The Money Observer team share their investment and financial resolutions for 2020.
“Not doing this will definitely leave me a £100 fine lighter”
My new year’s financial resolutions tend not to change much from one year to the next – they’re an annual checklist of stuff to plough through in the first three months of every year. They sneak up on me in the dark January evenings and niggle at my conscience until I give in, stop doing displacement activities and watching box sets, and knuckle down. The big niggler, of course, is my tax return, but I also need to take a look at my Sipp portfolio holdings and trying to tidy them up, and also pay in any spare cash I can find down the back of the sofa, etc, before the end of the tax year.
To be fair, completing my tax return has become a much less onerous task in recent years now it’s all online, and particularly as I am no longer self employed and therefore have fewer sections to fill in – but it remains one of my least favourite tasks of the whole year. Does it even count as a resolution? It doesn’t make me a better/fitter/healthier person, or even a wealthier one; but not doing it will definitely leave me a £100 fine lighter.
Faith Glasgow, editor, Money Observer
“My resolution is achievable if I put down the book/phone/toast, and pick up a computer”
Which new year’s resolution requires more motivation than “doing more exercise” and “eating more broccoli”? Moving out of a default pension fund, that’s what. Although I’ve learned that, given the decades of work ahead of me, the default fund in my current workplace scheme is unlikely to be the right level of risk, I procrastinate on switching to something spicier.
However, my resolution to switch to a more adventurous fund is achievable if I just put down the book/phone/slice of toast, pick up a computer and knuckle down to some research. My employer’s website lists which funds are available to me, and at what cost. My colleague Kyle Caldwell has useful reflections on workplace pension funds in his 10 golden rules of investing article. “The reality is that the default option for most people is likely to be some form of balanced multi-asset fund, which will have been automatically selected by a pension firm as being the ‘safe choice’.” However, he adds: “A balanced fund will typically have 40% to 60% in global shares, but those with a 30- to 40-year time horizon can afford to be more adventurous.”
Another reason for me to escape the default fund is that the state pension age is being raised to 66 in April 2020, but is scheduled to rise to 68 between 2037 and 2039. Given the UK’s ageing population, I fear for its sustainability. So it’s a logical step to move the pot to a less cautious fund to give it a good chance to grow to a healthy sum by the time I’m ready for retirement - and the state pension is potentially nowhere to be seen.
One upside to my 2020 money goal is that it will have its own resolution once I’ve switched funds.
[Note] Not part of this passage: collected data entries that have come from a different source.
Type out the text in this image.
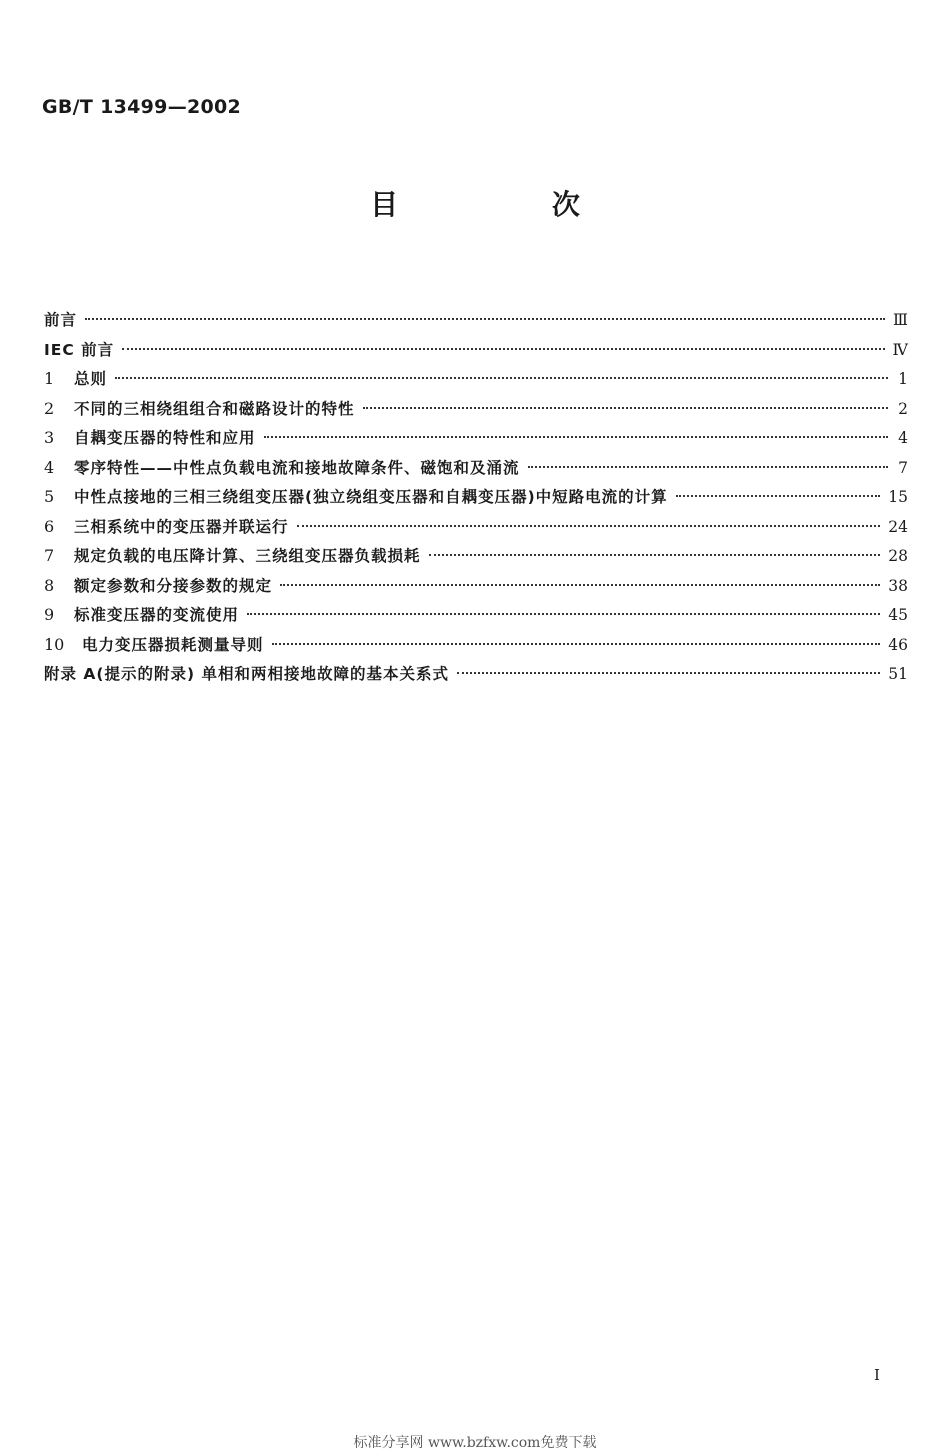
GB/T 13499—2002
目 次
前言	Ⅲ
IEC 前言	Ⅳ
1	总则	1
2	不同的三相绕组组合和磁路设计的特性	2
3	自耦变压器的特性和应用	4
4	零序特性——中性点负载电流和接地故障条件、磁饱和及涌流	7
5	中性点接地的三相三绕组变压器(独立绕组变压器和自耦变压器)中短路电流的计算	15
6	三相系统中的变压器并联运行	24
7	规定负载的电压降计算、三绕组变压器负载损耗	28
8	额定参数和分接参数的规定	38
9	标准变压器的变流使用	45
10	电力变压器损耗测量导则	46
附录 A(提示的附录) 单相和两相接地故障的基本关系式	51
I
标准分享网 www.bzfxw.com免费下载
Unlike, say, exercising more, which I fear sounds like an ongoing commitment.
Nina Kelly, web editor, Money Observer
“There is generally less popular investment literature on the topic”
My new year’s resolution is to get to better grips with the theoretical case for growth investing. While growth stocks dominated for the past decade and the theory has been shown to work in practice, there is generally less popular investment literature on the topic. Instead, books explaining the merits and mechanics of value investing have long dominated the finance and investment book genre, all the way back to Benjamin Graham in the 1930s.
I’ve started to read Only the Best Will Do: the compelling case for investing in quality growth businesses by Peter Seilern, Thomas Phelps’100 to 1 in the Stock Market: a distinguished security analyst tells how to make more of your investment opportunities, and Philip A. Fisher’s Common Stocks and Uncommon Profits.
Tom Bailey, staff writer, Money Observer
“It is a resolution that may take until the latter end of 2020 for me to conclude”
New Year’s resolutions resemble more of a marathon than a sprint, which is why I am going to give myself the full year to complete the important, yet tediously slow process, of consolidating pension pots from previous employers.
I have kept the paperwork, so that should save me some time, but after seeing my better half go through the process this year, and the ridiculous amount of letters that went back and forth, it is a resolution that may take until the latter end of 2020 for me to conclude.
While there are certain reasons why it can pay to keep pension pots apart under current pension rules, the reality is that by the time I retire the pension rules will likely be completely different to what they are today. I would sooner group my pensions together, see where I am, and then plan accordingly.